YouTube to share revenue with more videomakers
EmptySAN FRANCISCO -- If you create and post slick videos on YouTube and have a devoted following of online fans -- even if they're just watching you lip-synch in your parents' basement -- you could make money from your efforts.
Google Inc.'s YouTube division announced Friday it would begin a revenue-sharing program for people whose videos become big hits, including Internet celebrities who use pseudonyms LisaNova, renetto and HappySlip.
YouTube already gives corporate partners such as CBS, Sony BMG and the NBA a cut of advertising revenues, but the San Bruno-based division of Google announced Friday it would extend similar partnerships to "thousands of mid-sized to large content creators who range from video game companies to universities to production houses."
A growing number of amateur and professional videographers are producing sophisticated series, sequels, concept videos and sitcoms -- not for television but for the Internet. Many of the shows have developed a cult following around the world, and corporations want to place advertisements near their videos.
"If you look back to early 2006, the videos were things that users had captured with their video camera or of them sitting in front of their Web cam," Jamie Byrne, head of product marketing for YouTube, told The Associated Press on Friday. "But in the last year, we've seen an evolution of the creativity. We see people building a large, persistent audience with episodic content. We wanted to recognize and reward the commitment these people have made to YouTube by making them content partners."
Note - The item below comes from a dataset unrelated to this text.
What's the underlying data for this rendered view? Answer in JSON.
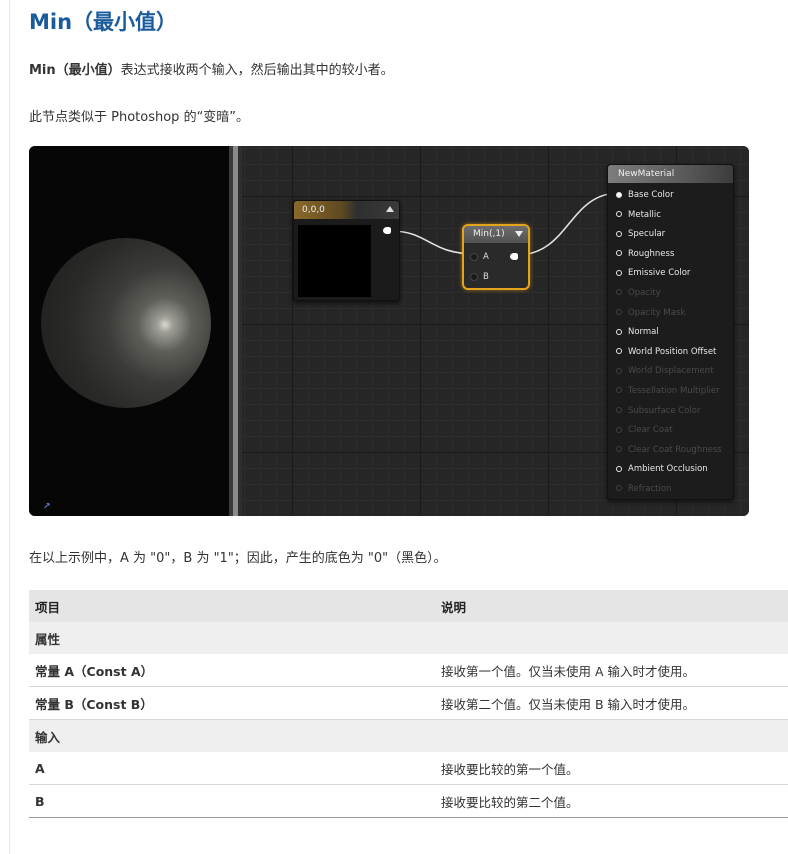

The revenue-sharing announcement may have also been prompted by cash-for-content models of competing sites such as Metacafe Inc., whose video-sharing site gets 25 million unique visitors per month. The company pays content generators $5 when videos are viewed 1,000 times.
Another YouTube rival, Revver Inc., splits advertising revenue 50-50 with the people who create the videos. A former talent agent helped launch the site in 2005.
YouTube would not provide specifics of how it would share with its producers.
Executives said they have already contacted 20 to 40 individuals and independent studios to kick-start the revenue-sharing program, including lonelygirl15, smosh and valsartdiary, which are among the most popular video clips online. YouTube is asking anyone else interested in sharing revenue to fill out an online form.
Executives would not say whether they'd select partners based on the number of videos posted, viewed or other metrics. Byrne acknowledged that YouTube will select partners based mostly on quantifiable metrics -- but partners should also have "intangible" characteristics.
"We'll look at their standing and participation in the community as well," he said.
Erick Hachenburg, CEO of Palo Alto-based Metacafe, said YouTube's partnerships with producers of videos that are already popular defeats the point of Internet broadcasting, which should help unknown talent get discovered.
"We think everyone should have a chance for success," Hachenburg said. "It's the equivalent of waiting tables in L.A. Then the fact that YouTube is picking a few people who are already big stars doesn't really help the waiter."